31. For who is God besides Jehovah? David here, deriding the foolish inventions of men, who, according to their own fancy, make for themselves tutelary gods,4 confirms what I have said before, that he never undertook any thing but by the authority and command of God. If he had passed beyond the limits of his calling, he could not with such confidence have said that God was on his side. Besides, although in these words he opposes to the true God all the false gods invented by men, his purpose, at the same time, is to overthrow all the vain hopes in which the world is wrapped up, and by which it is carried about, and prevented from resting in God. The question which David here treats of is not the bare title and name of God, but he declares that whatever assistance we need we should seek it from God, and from no other quarter, because he alone is endued with power:Who is strong except our God? We should, however, attend to the design of David, which I have first adverted to, namely, that, by confidently representing God as opposed to all his enemies, and as the leader, under whose standard he had valiantly fought against them, he means to affirm that he had attempted nothing according to his own fancy, or with an evil and condemning conscience.

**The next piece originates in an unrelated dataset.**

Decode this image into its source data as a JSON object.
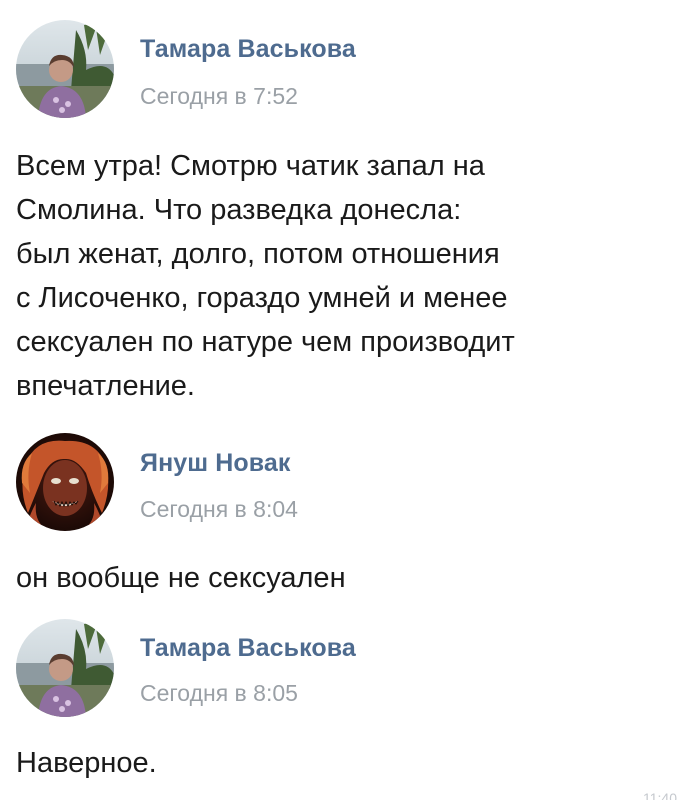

32. It is God who hath girded. This is a metaphor taken either from the belt or girdle of a warrior, or from the reins, in which the Scripture sometimes places a man's vigor or strength. It is, therefore, as if he had said, I, who would otherwise have been feeble and effeminate, have been made strong and courageous by the power of God. He afterwards speaks of the success itself with which God had favored him; for it would not be enough for persons to have prompt and active courage, nor even to excel in strength, if their undertakings were not at the same time crowned with a prosperous issue. Irreligious men imagine that this proceeds from their own prudence, or from fortune; but David ascribes it to God alone:It is God who hath made my way perfect. The word way is here to be understood of the course of our actions, and the language implies, that whatever David undertook, God, by his blessing, directed it to a successful issue.

1 "Par ta vertu." -- Note, Fr. marg. "That is, by thy power."

2 Cuneum. A battalion or company of foot drawn up in the form of a wedge, the better to break the enemies' ranks.

3 The last clause, By my God have I leaped over a wall, is rendered by the Chaldee, "I will subdue fortified towers." Hammond renders it, "By my God I have taken a fort." In support of this view, he observes that the word rws, shur, from rws, shor, to look, signifies both a wall, from which to observe the approach of the enemy, and a watch-tower and fort; that if we take rws, shur, as meaning a wall, the verb gld, dalag, will be rightly rendered to leap over; but if rws, shur, means a fort, then the verb will mean to seize on it suddenly, and will therefore be best translated to take it.

4 "Qui se forgent a leur fantasie des dieux qui soyent leurs protecteurs et patrons." -- Fr. "Who, according to their own fancy, make for themselves gods to be their protectors and patrons."